His mood was such that you wondered if Ferdinand would find a horse’s head under his pillow as punishment for defying the boss.
Or, worse, be transferred to, say, Liverpool in the January transfer window. The ultimate payback, like.
Gary Lineker, Harry Redknapp and Alan Shearer were reluctant to be too harsh on the Knight, lest, perhaps, he kick the BBC off his post-match chat schedule again, but they gently suggested that, maybe, just possibly, he was a little wrong.
“If Rio doesn’t feel the Kick It Out campaign is doing enough to deal with the problems he feels there is with racism, then it his choice not to wear it,” said Redknapp. Shearer nodded, as he tends to.
It was a reasonable enough assessment from a man who, at 65, is just five years younger than the Knight, so hails from an era when footballers, largely, were seen and not often heard. Although you couldn’t but note Redknapp’s formulation: “the problems he feels there is with racism”.
But the times they are a-changing, a little, so, being a grown-up 33-year-old father of three, Ferdinand is possibly big enough and old enough to have his own views. And being the older brother of a fella who was called a “f***ing black c***” by the then England captain probably entitles him to feel a touch passionately about the issue. Especially after witnessing Terry being cleared of a racially aggravated public order offence in court, despite admitting using the words, and a sizeable chunk of the football world defending the creature, along the lines of: “JT ain’t got a racist bone in ’is body!”
Redknapp, though, went on to express some exasperation about the coverage of these recent incidents of racism, reckoning it had all gone too far, the media just blowing it out of all proportion, going on to recall the olden days when “the boy” Clyde Best got dog’s abuse because of the colour of his skin.

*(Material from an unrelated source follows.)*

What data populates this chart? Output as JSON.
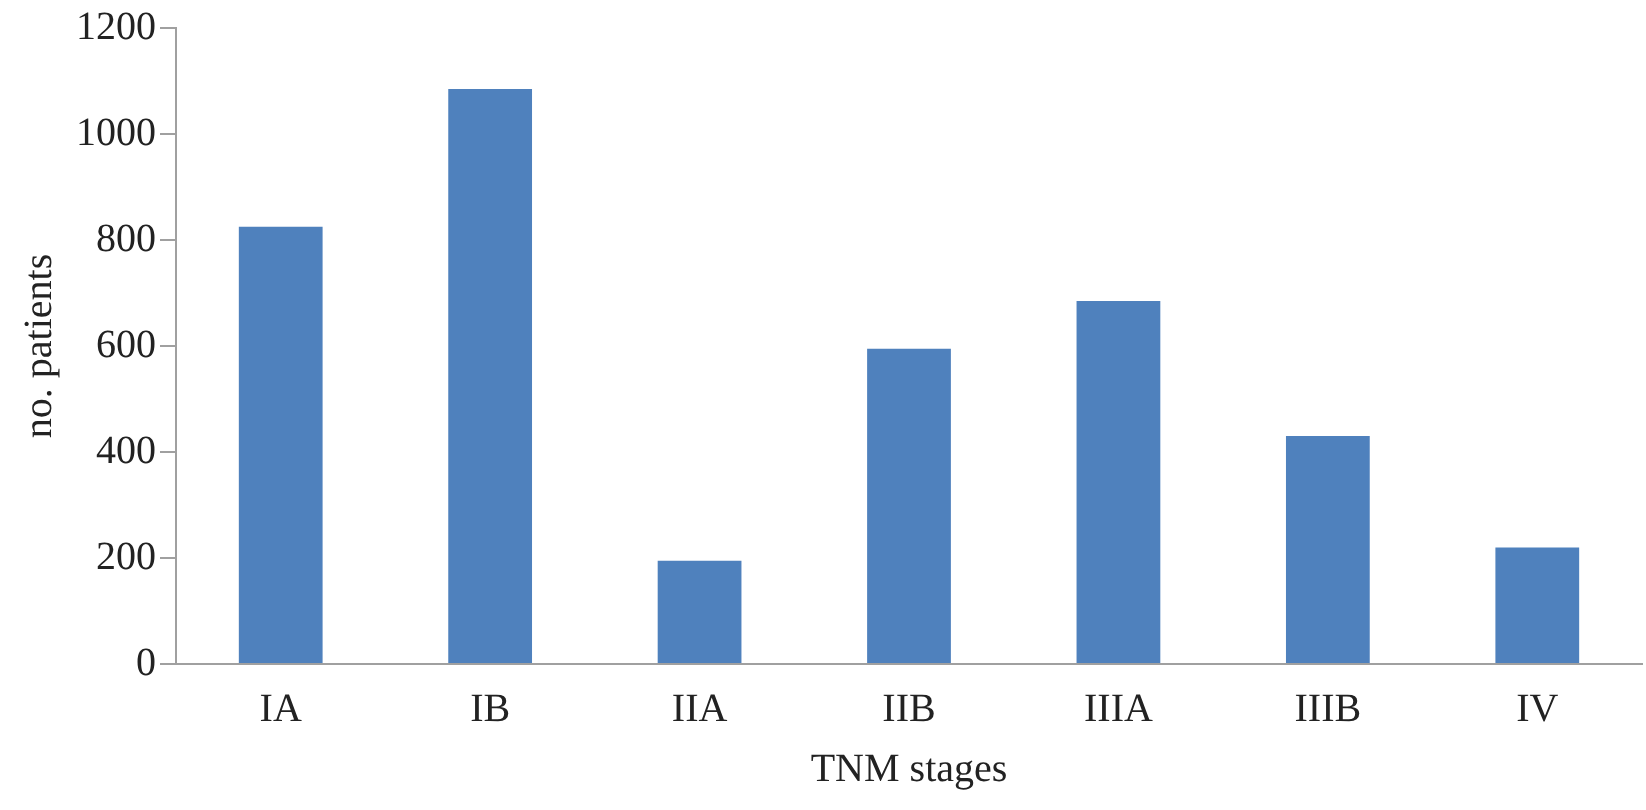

Those days are gone, insisted the 65-year-old on the all-white nodding BBC panel, never revealing whether he’d had a chat with any “non-white” players before making his declaration.
Granted, there’s less banana- chucking and “monkey” chants from the English terraces these days, but still, before he declares English football is done and dusted with this racism lark, ’Arry should probably have had a word with Anton Ferdinand or Patrice Evra or the 14-year-old Sheffield United ball boy who claimed he was racially abused by an Oldham player last week.
But football folk aren’t always the best at handling unsavoury stuff. Take that delightful moment last week when Sheffield Wednesday goalkeeper Chris Kirkland was set upon by a Leeds fan at Hillsborough.
Leeds manager Neil Warnock condemned the incident, categorically, but added, with his customary smirk, that Kirkland “went down like a ton of bricks”. Sky News replayed his words so many times that it at least allowed you confirm your ears had not deceived you.
Warnock apologised later, after being confronted by Kirkland, but it reminded you that, in football, somehow the victim is always partly to blame.
But “he’ll be dealt with, don’t worry about that”.